Potentially Sensitive Tissues

  • These muscles are posterior to the transverse processes. Providing that the practitioner is relatively accurate with hand placement and responsible for the amount of force applied there are no sensitive tissues to be concerned with.

Trigger Points

  • Trigger points occur in the middle of the muscle bellies of these muscles; however, these muscles are small, occur at every segment, and are segmentally innervated. In short, trigger points in the area of the deep cervical flexors can occur at any level within the laminar trough.

Release Technique:

  1. Although this technique can be performed with the patient prone or supine, it is likely most comfortable with the patient lying supine and the practitioner sitting at the head of the table.
  2. The practitioner slides both hands under the patient's head, flexing the distal interphalangeal (IP) joints of digits two through five.
  3. The practitioner allows the weight of the patient's head to press the soft tissue of the cervical spine into the patient's fingertips.
  4. The practitioner then adjusts the fingertips so the fingers are in the laminar trough.
  5. The practitioner may extend and ipsilaterally rotate the head to add slack to the superficial posterior cervical muscles, making it easier for the fingers to sink deep into these muscles or flex and contra-laterally rotate the head to increase tension in these muscles
  6. The practitioner then "strums" the fibers "up and out" (inferomedial to superolateral) looking for taut bands and dense tissue.
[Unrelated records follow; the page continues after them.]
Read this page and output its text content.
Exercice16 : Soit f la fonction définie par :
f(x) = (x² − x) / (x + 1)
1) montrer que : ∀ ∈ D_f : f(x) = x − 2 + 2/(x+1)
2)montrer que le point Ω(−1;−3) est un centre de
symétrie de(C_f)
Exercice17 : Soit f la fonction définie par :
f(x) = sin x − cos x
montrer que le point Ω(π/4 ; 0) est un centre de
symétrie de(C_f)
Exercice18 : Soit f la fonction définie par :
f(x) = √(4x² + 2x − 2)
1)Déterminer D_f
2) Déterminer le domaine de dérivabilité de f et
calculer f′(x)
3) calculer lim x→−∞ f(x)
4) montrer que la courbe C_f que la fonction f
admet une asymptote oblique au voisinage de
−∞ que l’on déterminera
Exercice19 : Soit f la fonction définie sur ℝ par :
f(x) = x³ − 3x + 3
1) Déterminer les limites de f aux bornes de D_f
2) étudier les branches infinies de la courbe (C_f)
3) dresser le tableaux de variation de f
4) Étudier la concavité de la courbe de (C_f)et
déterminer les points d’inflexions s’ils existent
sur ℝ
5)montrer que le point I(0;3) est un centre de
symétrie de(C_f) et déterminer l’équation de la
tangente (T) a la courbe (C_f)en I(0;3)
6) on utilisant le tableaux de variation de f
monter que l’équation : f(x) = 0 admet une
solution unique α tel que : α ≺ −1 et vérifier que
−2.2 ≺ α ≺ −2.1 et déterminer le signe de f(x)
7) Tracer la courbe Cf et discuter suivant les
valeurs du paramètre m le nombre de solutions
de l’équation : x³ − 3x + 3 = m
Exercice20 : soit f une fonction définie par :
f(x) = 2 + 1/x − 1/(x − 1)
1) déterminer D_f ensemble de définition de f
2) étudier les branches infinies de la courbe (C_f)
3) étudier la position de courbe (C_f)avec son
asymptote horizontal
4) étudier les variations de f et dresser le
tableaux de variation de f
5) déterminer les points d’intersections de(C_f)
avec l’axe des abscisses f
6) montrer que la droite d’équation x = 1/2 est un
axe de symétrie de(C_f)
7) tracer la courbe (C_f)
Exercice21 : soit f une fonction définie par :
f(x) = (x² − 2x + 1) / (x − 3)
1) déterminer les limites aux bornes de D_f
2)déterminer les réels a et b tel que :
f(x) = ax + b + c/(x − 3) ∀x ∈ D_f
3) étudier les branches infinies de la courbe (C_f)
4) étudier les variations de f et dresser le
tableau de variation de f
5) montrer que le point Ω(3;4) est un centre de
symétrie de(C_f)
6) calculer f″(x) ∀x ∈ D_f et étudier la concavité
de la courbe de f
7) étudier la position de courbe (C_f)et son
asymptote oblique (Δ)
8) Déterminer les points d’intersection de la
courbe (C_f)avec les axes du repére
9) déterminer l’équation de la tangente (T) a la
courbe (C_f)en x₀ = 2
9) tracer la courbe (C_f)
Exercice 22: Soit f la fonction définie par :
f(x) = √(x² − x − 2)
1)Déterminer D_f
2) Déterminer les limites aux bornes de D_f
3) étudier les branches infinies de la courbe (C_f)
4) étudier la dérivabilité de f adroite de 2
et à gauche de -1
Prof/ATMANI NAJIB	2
Because these muscles are so small, there is no need to "search the length of a fiber for dense nodules". Dense areas are likely both taut band and dense nodule in these small structures.
  7. The practitioner may move the head to control the amount of tension within the muscle and adjust the force in a superior or inferior direction, to aid in pinning and compressing the nodule and achieving a release.
  8. Consistent pressure is held until the nodule softens under the practitioner's fingers, or tissue density/sensitivity is significantly reduced (generally 30 - 120 seconds).